Tracy McGrady's new movie, originally uploaded by WhoDat12.
OtB is counting down the days 'til the NBA 2009-10 season tips off by ranking the top 50 players in the league. On Monday there are/were 22 days left.

This is honestly one of the picks I'm most leery about. Tracy McGrady? Number 22? How can I possibly justify that after a season where he missed 47 games? He hasn't ever played in all 82 games in any season. McGrady has missed 168 regular season games of a possible 952 of a twelve year career (including the 50 game shortened lockout season). That's nearly 18 percent. Since he got to Houston, though? Try 113 games missed of 410 for almost 28 percent.

When he's been on the floor, though? Try these numbers out. 15.6 points, 5 assists, and 4.4 rebounds a game last season in 35 contests. Not bad. But look at his last really healthy season, 2006-2007. He hit for 24.6 points, 6.5 assists, and 5.3 rebounds per. Look at the year before. Similar numbers, but the assists and rebounds essentially flipped. That shows an ability to evolve. As he gets older, more ground-bound, he changes the attack, uses the weapons around him.


In short, McGrady's still dynamite years past his seeming prime. He's not yet past 30, but he sure seems like it. He's the NBA's version of Job, and with the world's weight upon him he can't help but be a step slow. Still, it helps in these rankings that he takes on weights he doesn't need to bear, like that of the Darfur situation shown in the above video (Mahalo Truehoop). Obviously, that kind of thing, while highly estimable, doesn't exactly translate to success on the hardwood. However, as it must be included in our ineffables section, it falls to me to justify the effect of such a seemingly tangential factor.* Read the asterisked statement, try to talk to me about lockouts, and then leave it at this. The Houston Rockets have been impressing me for awhile. Since they stole Luis Scola out from under the Spurs's noses. Since Daryl Morey came on the scene. Even Ron Artest couldn't mess that up. The Rockets do things the right way. McGrady's humanitarianism is part of that. It's not like the Rockets are telling their players to go out and make the world a better place, but they set a good example.

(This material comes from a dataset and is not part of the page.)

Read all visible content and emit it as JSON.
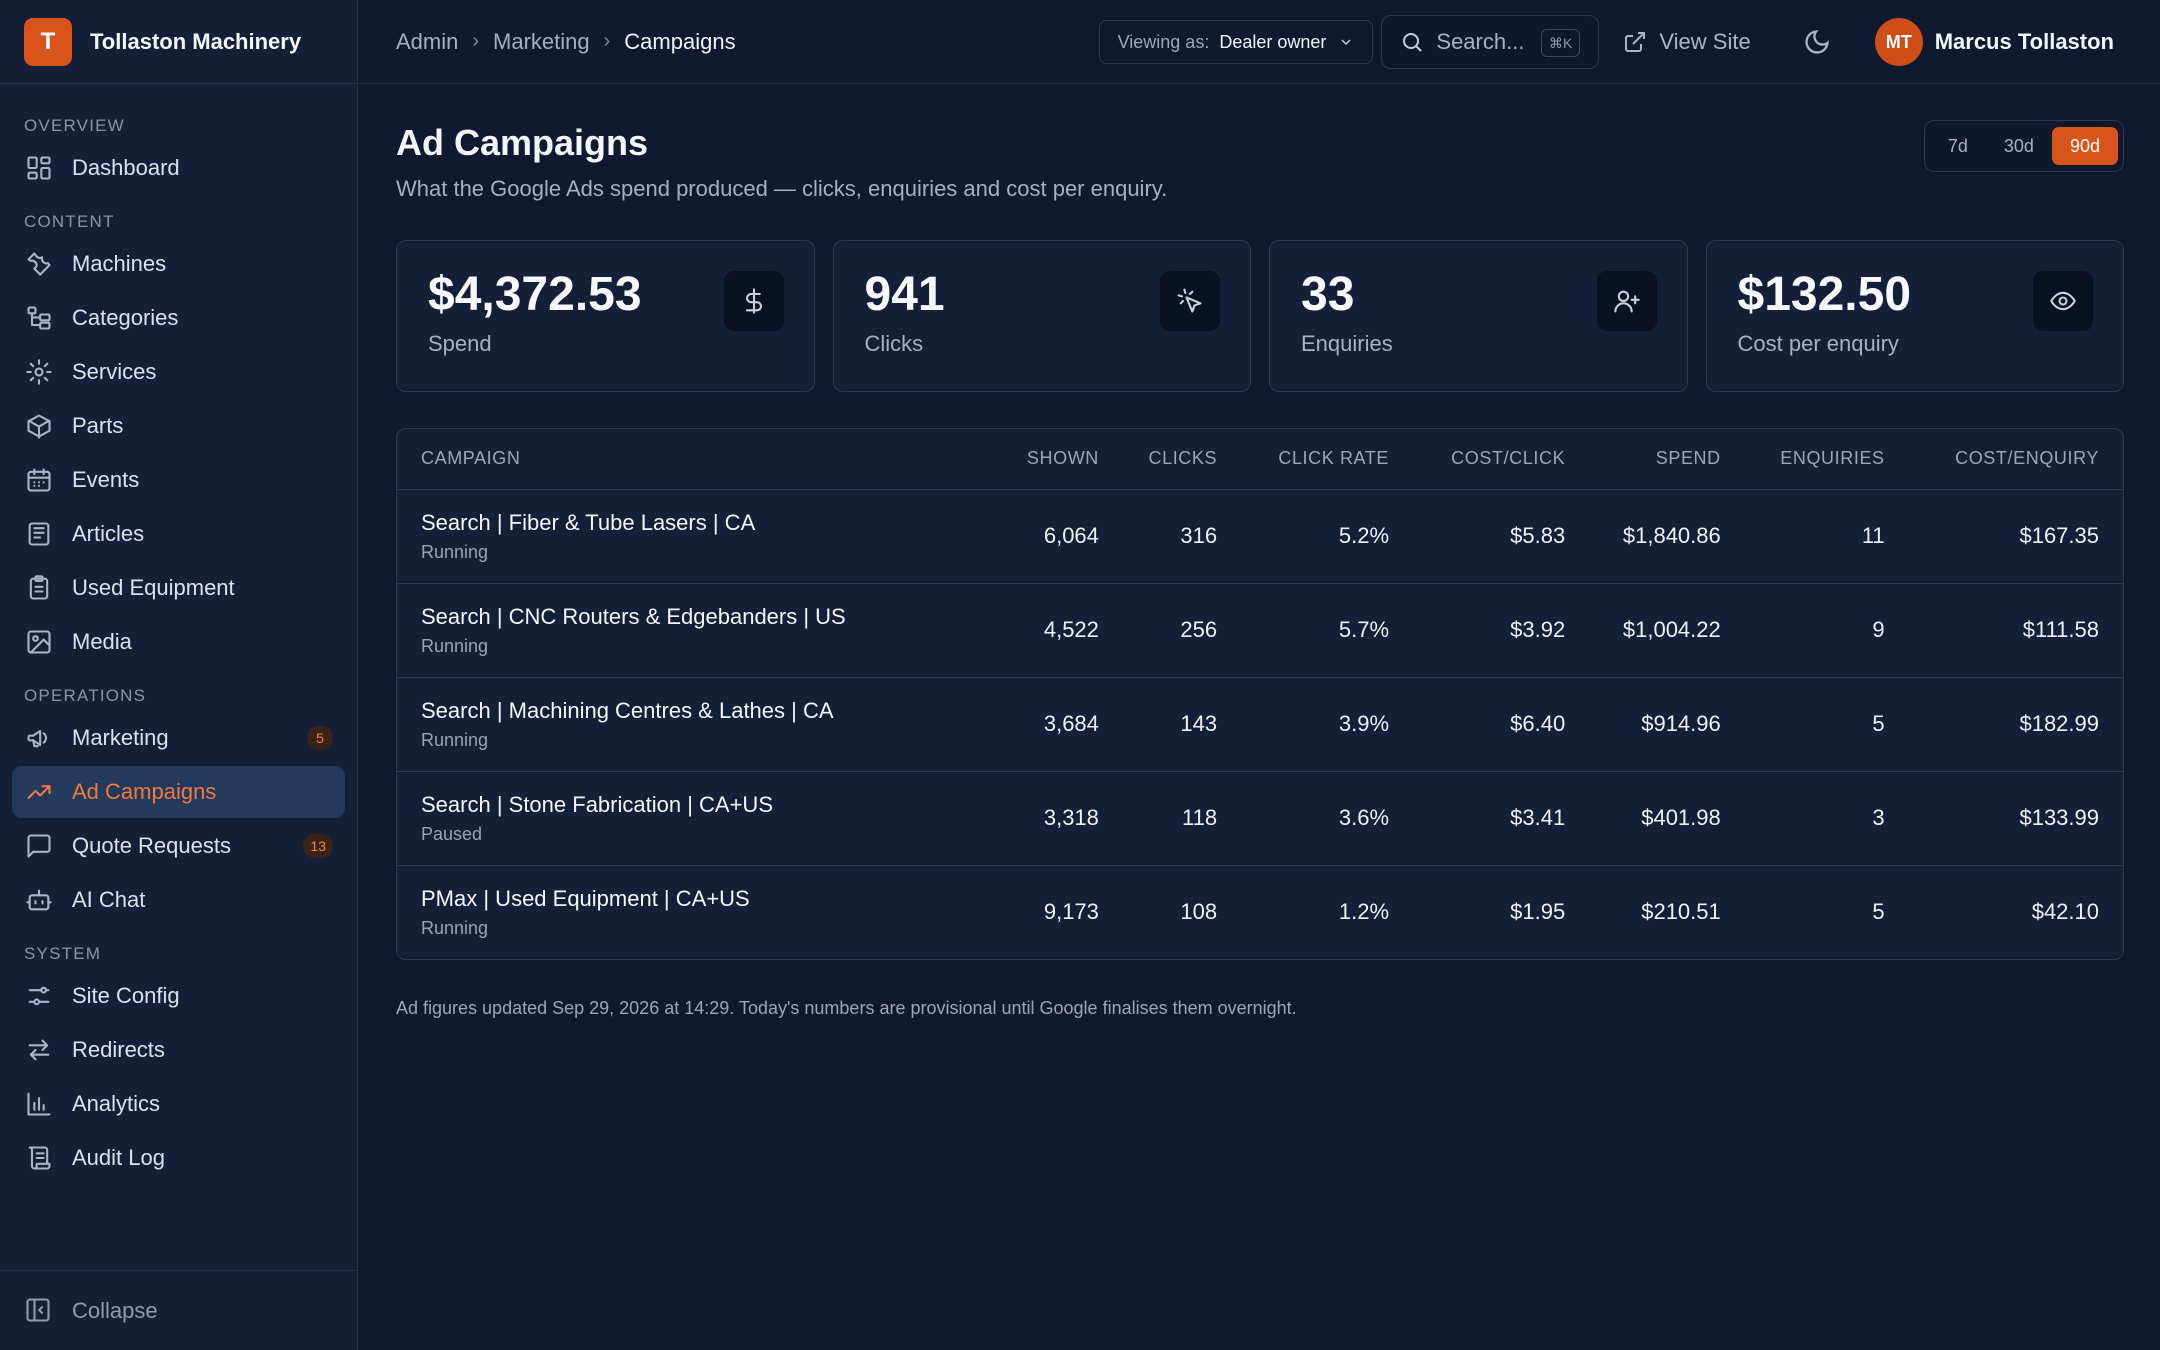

What does all this have to do with the action we will see on the court in a mere 22 days? Well, it means that when the official Rockets statement came out about Yao's injury not being career ending, I was ready to believe them. It means that when I hear McGrady's on pace to come back from microfracture surgery early, I'm excited for him and think the team's uner-the-radar guys can really come through while their superstars recover. Shoals posited that McGrady and Yao might actually be a Morey smokescreen we'll see lifted this season, as the "role" players receive bigger and bigger roles. No one really knows until that orange ball goes up for the first time in (approximately) 30,240 minutes. Still, I have to think McGrady's going to be much more than a smokescreen when he finally comes back full strength. Furthermore, I have to think he will make it back to that 100% playing preparedness. The Rockets organization simply instills in me the sense that things like that should happen, will happen.

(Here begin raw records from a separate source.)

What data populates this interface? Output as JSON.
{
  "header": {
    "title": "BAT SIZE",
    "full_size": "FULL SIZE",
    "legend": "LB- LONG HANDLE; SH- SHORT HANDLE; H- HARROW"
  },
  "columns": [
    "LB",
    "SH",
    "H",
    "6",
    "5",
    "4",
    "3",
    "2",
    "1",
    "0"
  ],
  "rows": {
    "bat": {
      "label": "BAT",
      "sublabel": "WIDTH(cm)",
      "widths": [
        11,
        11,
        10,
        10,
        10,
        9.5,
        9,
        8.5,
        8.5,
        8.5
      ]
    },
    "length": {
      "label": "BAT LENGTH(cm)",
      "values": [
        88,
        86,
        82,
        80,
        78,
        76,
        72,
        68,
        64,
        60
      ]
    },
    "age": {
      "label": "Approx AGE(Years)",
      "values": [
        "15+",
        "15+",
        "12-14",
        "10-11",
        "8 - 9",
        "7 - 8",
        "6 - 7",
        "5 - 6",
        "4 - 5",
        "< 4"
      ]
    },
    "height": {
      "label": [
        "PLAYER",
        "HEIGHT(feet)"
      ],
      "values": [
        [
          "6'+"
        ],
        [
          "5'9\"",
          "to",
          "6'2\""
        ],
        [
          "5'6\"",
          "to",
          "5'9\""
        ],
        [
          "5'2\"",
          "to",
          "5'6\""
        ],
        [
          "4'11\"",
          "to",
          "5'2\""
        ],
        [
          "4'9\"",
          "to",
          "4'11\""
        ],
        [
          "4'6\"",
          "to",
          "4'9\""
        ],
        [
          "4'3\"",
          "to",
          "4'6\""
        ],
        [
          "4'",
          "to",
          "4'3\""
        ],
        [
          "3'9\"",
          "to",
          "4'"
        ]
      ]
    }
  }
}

Djabal Refugee Camp, originally uploaded by Darfur Dream Team.
*When the point of your short term goal is discussing basketball, not when the point is life and the perpetuation of it in higher and higher qualities of living for all people...remind me why again we spend time talking about sports. Except I know the answer. Because it helps us cut our writing teeth in an arena that isn't as high pressure as reportage on, say, Darfur. Because people love sports, and it's important to cultivate love and work towards making it wiser and healthier. That's how we help to increase the quality of everyone's life we touch, and writing especially online means we touch that many more people's lives. Lastly, we do it because it allows us to have the tangential discussions, because communication allows for the growth of understanding, as long as it's self-reflective.